幾分鐘後他回來,坐到了牀畔,手裏端着一杯熱氣騰騰的茶,“益母草茶,喝了可以緩解肚子疼。”
“哦。”虞錦瑟接過茶,還沒喝兩口,沐華年忽地把她腳上的被子一掀,將她的小腿挪到了牀邊,虞錦瑟一驚,直接踢他一腳,“你幹嘛?喂喂,你在我腿上亂按什麼!”
“別動。”沐華年的食指抵在她的小腿肚上,不輕不重地往下施加力度,“給這個穴位按摩,可以治療痛經。”
虞錦瑟:“……”
沐華年揉了她小腿一會,又將手移到了虞錦瑟的腳趾下,燈光下,他眼神專注,一手託着她雪白的腳踝,一手抵着她腳背,他熱熱的體溫通過指尖傳到她精巧的腳趾上,指腹上粗糙的薄繭在她肌膚上劃出細膩的摩挲感,她的耳根不知爲何悄悄發燙。直到很久後,沐華年抬頭問她:“好些沒?”
“呃……”她回過神來,心不在焉的點頭,過了會,她抬眸飛快瞅了他一眼,“大前天晚上,你也給我揉過嗎?還有那個熱水袋。我當時迷迷糊糊的,醒來後想想,應該是你。”
沐華年點頭,“馬醫生告訴我,這樣可以減緩痛經。”
“那個……”虞錦瑟糾結片刻,期期艾艾再次問出那個問題,“我真的挺納悶的……你幹嘛最近對我這麼好啊……”

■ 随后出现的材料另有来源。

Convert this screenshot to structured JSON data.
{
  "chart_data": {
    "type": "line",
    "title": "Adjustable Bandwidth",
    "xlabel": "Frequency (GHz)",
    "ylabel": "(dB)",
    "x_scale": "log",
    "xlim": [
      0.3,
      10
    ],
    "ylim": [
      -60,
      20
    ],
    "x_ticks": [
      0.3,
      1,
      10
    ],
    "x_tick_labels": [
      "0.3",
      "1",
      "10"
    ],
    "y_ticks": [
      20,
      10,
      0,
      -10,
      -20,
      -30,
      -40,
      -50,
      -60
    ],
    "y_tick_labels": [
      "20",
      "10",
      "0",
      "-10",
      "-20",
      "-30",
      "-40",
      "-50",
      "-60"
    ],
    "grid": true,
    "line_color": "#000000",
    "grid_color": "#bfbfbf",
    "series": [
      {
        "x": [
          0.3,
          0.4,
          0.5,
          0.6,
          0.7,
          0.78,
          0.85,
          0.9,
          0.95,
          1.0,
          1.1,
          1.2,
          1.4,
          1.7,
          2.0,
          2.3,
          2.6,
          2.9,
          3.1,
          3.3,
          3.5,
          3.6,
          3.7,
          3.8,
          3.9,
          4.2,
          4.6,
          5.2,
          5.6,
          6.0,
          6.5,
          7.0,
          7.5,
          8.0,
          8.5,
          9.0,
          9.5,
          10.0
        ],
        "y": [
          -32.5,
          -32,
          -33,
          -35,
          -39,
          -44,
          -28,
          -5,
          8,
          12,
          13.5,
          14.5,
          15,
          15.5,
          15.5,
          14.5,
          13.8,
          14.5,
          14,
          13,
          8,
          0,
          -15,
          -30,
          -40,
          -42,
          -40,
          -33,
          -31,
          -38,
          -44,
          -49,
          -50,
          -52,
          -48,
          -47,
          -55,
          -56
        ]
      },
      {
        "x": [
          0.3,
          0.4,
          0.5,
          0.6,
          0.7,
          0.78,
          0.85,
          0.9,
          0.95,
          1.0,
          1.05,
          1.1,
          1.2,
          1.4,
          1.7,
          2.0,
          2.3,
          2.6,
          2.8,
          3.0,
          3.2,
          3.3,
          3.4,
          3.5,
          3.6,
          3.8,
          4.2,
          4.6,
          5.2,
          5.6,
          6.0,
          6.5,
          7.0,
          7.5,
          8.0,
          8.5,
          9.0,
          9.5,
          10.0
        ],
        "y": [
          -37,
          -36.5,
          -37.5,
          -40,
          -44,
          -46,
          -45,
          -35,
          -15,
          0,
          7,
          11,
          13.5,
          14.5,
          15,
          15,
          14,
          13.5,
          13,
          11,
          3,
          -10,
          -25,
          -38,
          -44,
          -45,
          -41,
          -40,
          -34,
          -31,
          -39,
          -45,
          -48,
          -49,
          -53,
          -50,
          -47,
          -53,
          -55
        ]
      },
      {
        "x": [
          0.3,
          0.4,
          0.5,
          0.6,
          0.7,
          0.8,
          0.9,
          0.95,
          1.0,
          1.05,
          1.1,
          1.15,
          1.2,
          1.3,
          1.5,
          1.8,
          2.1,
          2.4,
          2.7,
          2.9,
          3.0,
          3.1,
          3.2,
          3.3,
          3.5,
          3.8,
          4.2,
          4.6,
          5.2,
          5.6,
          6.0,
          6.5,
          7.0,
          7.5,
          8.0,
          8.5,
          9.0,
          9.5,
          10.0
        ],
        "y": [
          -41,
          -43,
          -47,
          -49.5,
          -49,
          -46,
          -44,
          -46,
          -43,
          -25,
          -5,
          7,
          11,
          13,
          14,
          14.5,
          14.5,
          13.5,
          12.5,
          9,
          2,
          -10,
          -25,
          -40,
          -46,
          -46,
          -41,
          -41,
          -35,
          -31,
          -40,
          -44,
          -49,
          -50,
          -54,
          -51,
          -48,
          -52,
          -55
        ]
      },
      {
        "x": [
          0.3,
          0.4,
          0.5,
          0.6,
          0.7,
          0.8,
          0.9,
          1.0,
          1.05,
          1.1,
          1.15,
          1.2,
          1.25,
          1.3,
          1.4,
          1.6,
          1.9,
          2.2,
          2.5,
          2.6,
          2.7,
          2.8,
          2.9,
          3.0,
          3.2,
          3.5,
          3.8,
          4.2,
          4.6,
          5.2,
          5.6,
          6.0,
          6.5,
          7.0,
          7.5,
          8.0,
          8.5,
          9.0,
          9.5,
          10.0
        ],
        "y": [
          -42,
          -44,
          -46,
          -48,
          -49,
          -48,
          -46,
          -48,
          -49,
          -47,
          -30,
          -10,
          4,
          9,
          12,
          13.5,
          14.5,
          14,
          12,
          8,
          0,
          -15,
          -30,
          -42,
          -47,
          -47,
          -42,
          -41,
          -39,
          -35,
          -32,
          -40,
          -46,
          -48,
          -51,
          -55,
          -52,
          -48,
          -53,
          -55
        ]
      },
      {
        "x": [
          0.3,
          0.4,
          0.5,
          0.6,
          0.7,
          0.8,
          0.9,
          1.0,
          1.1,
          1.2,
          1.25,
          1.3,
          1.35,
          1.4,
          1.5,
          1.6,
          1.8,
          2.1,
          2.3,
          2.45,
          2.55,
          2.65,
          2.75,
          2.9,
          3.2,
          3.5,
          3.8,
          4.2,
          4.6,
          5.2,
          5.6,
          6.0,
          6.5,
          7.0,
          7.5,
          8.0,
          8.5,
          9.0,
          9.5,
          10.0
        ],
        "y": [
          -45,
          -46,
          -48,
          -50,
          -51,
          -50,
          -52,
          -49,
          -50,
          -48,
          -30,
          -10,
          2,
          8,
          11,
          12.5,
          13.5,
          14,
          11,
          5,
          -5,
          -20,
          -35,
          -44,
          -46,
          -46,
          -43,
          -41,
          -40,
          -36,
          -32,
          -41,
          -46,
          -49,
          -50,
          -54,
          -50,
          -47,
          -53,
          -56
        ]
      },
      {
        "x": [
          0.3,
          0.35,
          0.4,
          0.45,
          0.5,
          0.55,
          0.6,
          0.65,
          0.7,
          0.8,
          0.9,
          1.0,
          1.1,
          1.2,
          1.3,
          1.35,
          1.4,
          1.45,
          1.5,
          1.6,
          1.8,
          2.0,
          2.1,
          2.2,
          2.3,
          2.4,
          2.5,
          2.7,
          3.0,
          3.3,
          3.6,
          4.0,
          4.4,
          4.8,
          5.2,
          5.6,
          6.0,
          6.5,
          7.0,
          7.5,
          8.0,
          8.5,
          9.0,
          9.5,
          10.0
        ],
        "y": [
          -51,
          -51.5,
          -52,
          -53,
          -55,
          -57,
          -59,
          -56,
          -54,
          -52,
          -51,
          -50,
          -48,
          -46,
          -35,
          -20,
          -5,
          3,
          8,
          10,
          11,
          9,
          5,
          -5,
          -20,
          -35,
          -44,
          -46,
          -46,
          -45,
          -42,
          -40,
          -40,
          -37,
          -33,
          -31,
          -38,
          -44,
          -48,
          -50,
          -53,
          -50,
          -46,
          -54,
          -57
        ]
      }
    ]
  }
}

見沐華年抿脣不語,她又說:“我覺得,應該不是爲了tur-3吧。”
他如她期待中一樣否認,“當然不是。”
“那爲什麼?”
沐華年沉默良久,沉聲道:“覺得以前對你不夠好。”
虞錦瑟呆了,真呆了,咬了咬下嘴脣,“你真良心發現了?對以前的事悔悟了?心存愧疚,於是想彌補一下?”不待沐華年回答,她又鄭重其事地總結道:“我以前覺得你很沒良心,可我現在覺得,你還是有那麼一點點的,可謂人性尚在,良知未泯。”
沐華年眉頭一挑,“我沒良心嗎?”
“以前覺得,你的良心被狗喫了。”她想了想,“呃,現在,這個狗又吐出來了一點……”
沐華年:“……”
虞錦瑟雙手合十,向沐華年做出拜託的姿勢,“一個人良心覺悟是好事……可是你還是變回過去吧,面癱高冷木頭人都可以,你如今這樣溫柔平和,我不習慣,老覺得滲得慌,看到你就想跑。”

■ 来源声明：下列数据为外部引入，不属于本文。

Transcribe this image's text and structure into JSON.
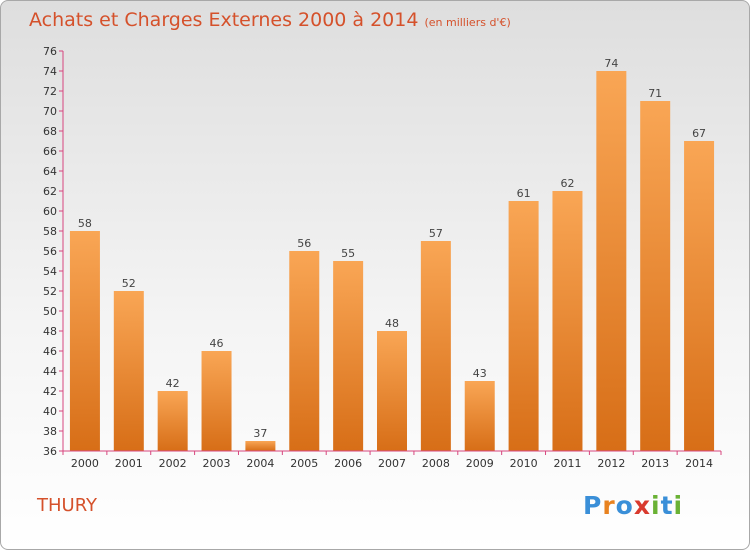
{
  "title": "Achats et Charges Externes 2000 à 2014",
  "subtitle": "(en milliers d'€)",
  "location": "THURY",
  "logo": {
    "letters": [
      "P",
      "r",
      "o",
      "x",
      "i",
      "t",
      "i"
    ],
    "colors": [
      "#3a8fd8",
      "#e8821f",
      "#3a8fd8",
      "#d93a2e",
      "#6ab235",
      "#3a8fd8",
      "#6ab235"
    ]
  },
  "colors": {
    "accent": "#d5512b",
    "bar_top": "#f9a655",
    "bar_bottom": "#d76e17",
    "axis": "#d7457e"
  },
  "chart_data": {
    "type": "bar",
    "categories": [
      "2000",
      "2001",
      "2002",
      "2003",
      "2004",
      "2005",
      "2006",
      "2007",
      "2008",
      "2009",
      "2010",
      "2011",
      "2012",
      "2013",
      "2014"
    ],
    "values": [
      58,
      52,
      42,
      46,
      37,
      56,
      55,
      48,
      57,
      43,
      61,
      62,
      74,
      71,
      67
    ],
    "title": "Achats et Charges Externes 2000 à 2014",
    "xlabel": "",
    "ylabel": "",
    "ylim": [
      36,
      76
    ],
    "ytick_step": 2,
    "grid": false,
    "data_labels": true
  }
}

“那好。”沐華年指尖的勁倏然加重,虞錦瑟不由自主啊地痛呼,他的聲音帶着氣惱與無奈,“我這就告訴你,我照顧你,不過是希望你快痊癒回片場,別拖累我的項目進程。”
“是嘛!婉婉說的對!這纔是你嘛!”虞錦瑟反應迴歸正常,哼了一聲:“什麼都得有利可圖纔是你!”
沐華年:“……”
……
時間過的很快,現在是養病的第五天晚上。沐華年果然說到做到,一直賴這不走地照顧着虞錦瑟,其間兩人雖不時磕磕碰碰,但總體還好。
夜裏七點多,虞錦瑟躺在牀上抱着平板玩遊戲,沐華年走進房間,徑直拿走她的平板,打遊戲正精彩的虞錦瑟剛準備反抗,手中卻被塞了一杯溫水,旋即一顆藥遞到她嘴邊,沐華年的聲音平靜地響起,“喫藥。”

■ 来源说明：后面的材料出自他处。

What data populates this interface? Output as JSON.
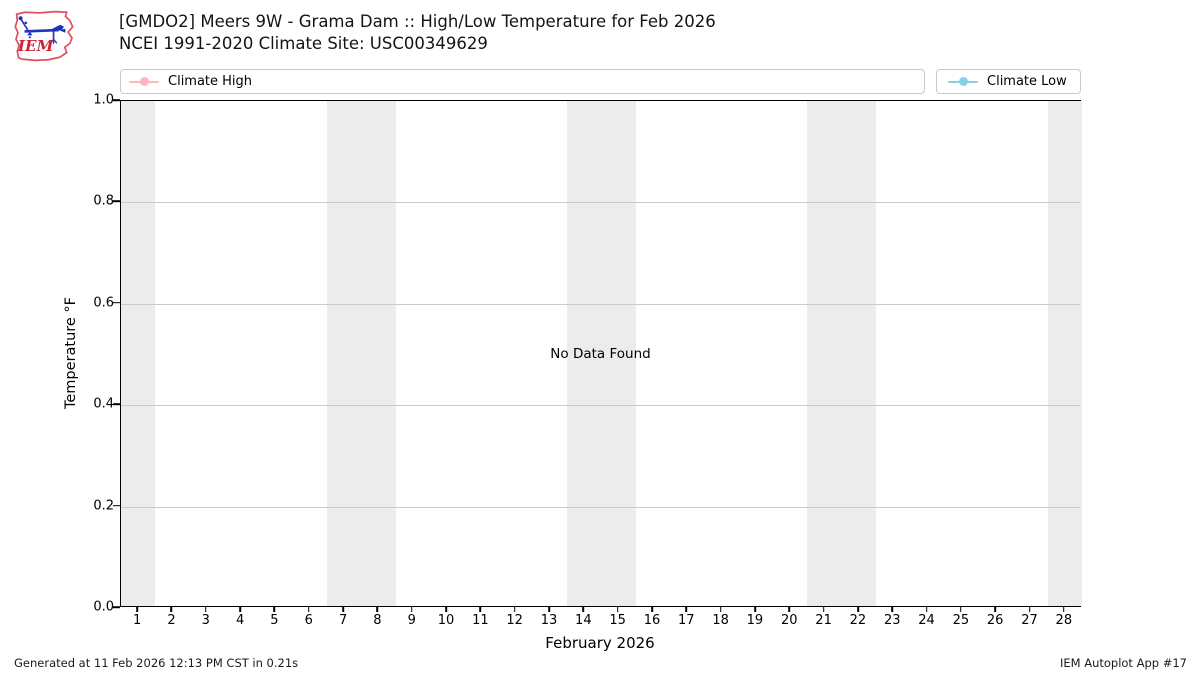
{
  "header": {
    "title_line1": "[GMDO2] Meers 9W - Grama Dam :: High/Low Temperature for Feb 2026",
    "title_line2": "NCEI 1991-2020 Climate Site: USC00349629",
    "logo_text": "IEM",
    "logo_colors": {
      "outline": "#e05060",
      "art": "#2233bb",
      "text": "#cc2233"
    }
  },
  "legend": {
    "entries": [
      {
        "label": "Climate High",
        "color": "#ffb6c1"
      },
      {
        "label": "Climate Low",
        "color": "#87ceeb"
      }
    ]
  },
  "chart_data": {
    "type": "line",
    "title": "[GMDO2] Meers 9W - Grama Dam :: High/Low Temperature for Feb 2026",
    "subtitle": "NCEI 1991-2020 Climate Site: USC00349629",
    "xlabel": "February 2026",
    "ylabel": "Temperature °F",
    "xlim": [
      0.5,
      28.5
    ],
    "ylim": [
      0.0,
      1.0
    ],
    "x_ticks": [
      1,
      2,
      3,
      4,
      5,
      6,
      7,
      8,
      9,
      10,
      11,
      12,
      13,
      14,
      15,
      16,
      17,
      18,
      19,
      20,
      21,
      22,
      23,
      24,
      25,
      26,
      27,
      28
    ],
    "x_tick_labels": [
      "1",
      "2",
      "3",
      "4",
      "5",
      "6",
      "7",
      "8",
      "9",
      "10",
      "11",
      "12",
      "13",
      "14",
      "15",
      "16",
      "17",
      "18",
      "19",
      "20",
      "21",
      "22",
      "23",
      "24",
      "25",
      "26",
      "27",
      "28"
    ],
    "y_ticks": [
      0.0,
      0.2,
      0.4,
      0.6,
      0.8,
      1.0
    ],
    "y_tick_labels": [
      "0.0",
      "0.2",
      "0.4",
      "0.6",
      "0.8",
      "1.0"
    ],
    "series": [
      {
        "name": "Climate High",
        "color": "#ffb6c1",
        "x": [],
        "values": []
      },
      {
        "name": "Climate Low",
        "color": "#87ceeb",
        "x": [],
        "values": []
      }
    ],
    "annotation": "No Data Found",
    "weekend_bands": [
      [
        0.5,
        1.5
      ],
      [
        6.5,
        8.5
      ],
      [
        13.5,
        15.5
      ],
      [
        20.5,
        22.5
      ],
      [
        27.5,
        28.5
      ]
    ],
    "band_color": "#ececec",
    "grid": "horizontal",
    "legend_position": "top"
  },
  "footer": {
    "generated": "Generated at 11 Feb 2026 12:13 PM CST in 0.21s",
    "app": "IEM Autoplot App #17"
  }
}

虞錦瑟抬頭瞟瞟掛鐘,剛好八點整——馬醫生說,這個點喫藥最好,於是沐華年便嚴格執行了八點服藥政策,不晚一分,也不早一分。
藥剛嚥下去虞錦瑟便迫不及待地再次抱起平板,沐華年不經意瞟瞟屏幕,道:“這麼簡單的遊戲,打了一下午才玩到第六關。”
被鄙視的虞錦瑟自然氣哼哼,“這個很難的!遊戲開發商放話說兩小時通關者,獎勵一對兔子公仔。”
沐華年掀掀眼皮,“要公仔還不簡單,明天給你塞滿整個房間。”
“這不是錢的事,這是全球限量十對的兔子公仔,連婉婉那個男人婆都喜歡,我得爭取兩小時通關,拿到這對公仔,給她做生日禮物。”
沐華年搖搖頭,從她手中拿過平板,虞錦瑟道:“你幹嘛搶我平板?”她看着他有條不紊的註冊賬號,點開第一關開始遊戲,一愣,“沐華年,你要幫我通關?”
“不然呢?等你這智商通關,說不定遊戲運營商都倒了。”
虞錦瑟:“……”
過了會她氣呼呼地道:“少吹牛,通關共有十二關,兩小時能玩到第九關就算高手了,我就不信你那麼厲害。”
“我要是通關了怎樣?”
“要是你幫我贏了公仔,今晚賞你睡牀,我睡沙發。”
沐華年抬頭瞅她一眼,似笑非笑,像是欣喜,又像是期待——這是他很少有的表情。而後他頷首,帶着勢在必得的篤定,“成交。”